To investigate the relationship between upper and lower limb progression and functional sensorimotor network changes in MS.
Longitudinal data was included from a prospectively acquired cohort, with baseline data collected between 2008 and 2012 and follow-up assessments between 2014 and 2017. Participants underwent MRI and dexterity (9-Hole Peg Test) and mobility (Timed 25-Foot Walk) tests at baseline and after 5 years. Patients were stratified into progressors (>20% decline) or non-progressors for both tests. Measures of network efficiency were calculated from resting-state functional MRI data using both static (i.e. calculated on the entire scan) and dynamic (i.e. fluctuations during the scan) approaches and compared between patient groups. Multiple logistic regression was used to identify independent predictors of upper and lower limb progression and baseline connectivity patterns.

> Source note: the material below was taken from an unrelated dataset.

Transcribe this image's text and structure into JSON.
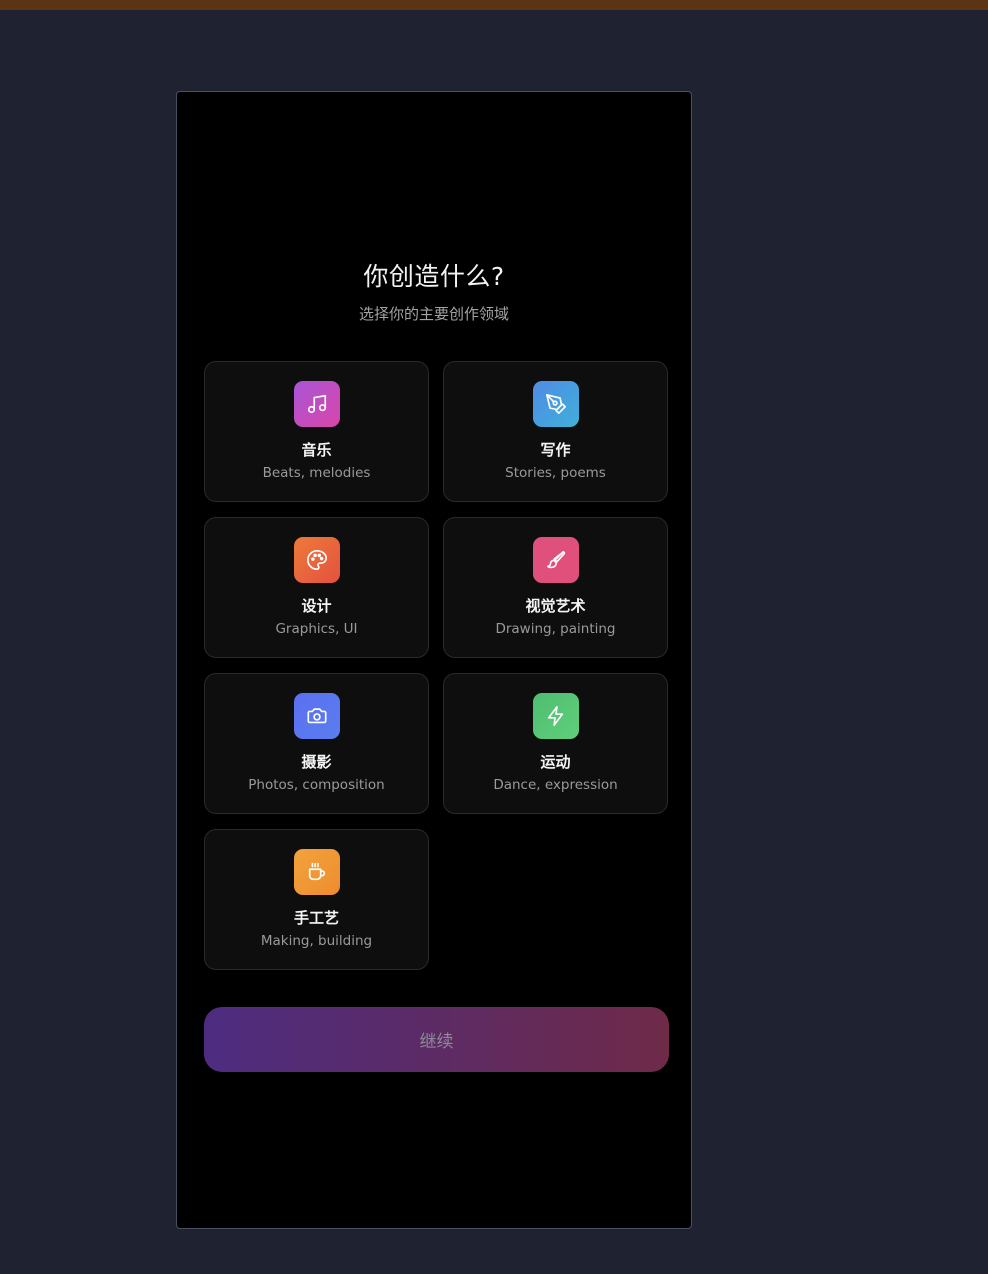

This study included 214 people with MS (age 47±11; 149 women) and 58 healthy controls (age 46±10; 31 women). Compared to respective non-progressors, upper limb progression (n=24) was related to higher dynamic efficiency of the right premotor cortex, somatosensory cortex and thalamus, while lower limb progression (n=37) was related to higher dynamic efficiency of the right supplementary motor area at baseline (p<0.05). Logistic regression showed that dynamic efficiency of the thalamus and supplementary motor area best predicted upper and lower limb progression respectively, independent of the severity of structural damage (p<0.01). Both areas displayed widespread higher dynamic connectivity in progressing compared to non-progressing patients at baseline (p<0.05).
Disability progression can be predicted by the severity of fluctuations (i.e. higher dynamics) in the efficiency of the sensorimotor network. The dynamic behavior of the thalamus and supplementary motor area were respectively related to upper and lower limb progression, possibly indicating different mechanisms underlying these types of progression in MS.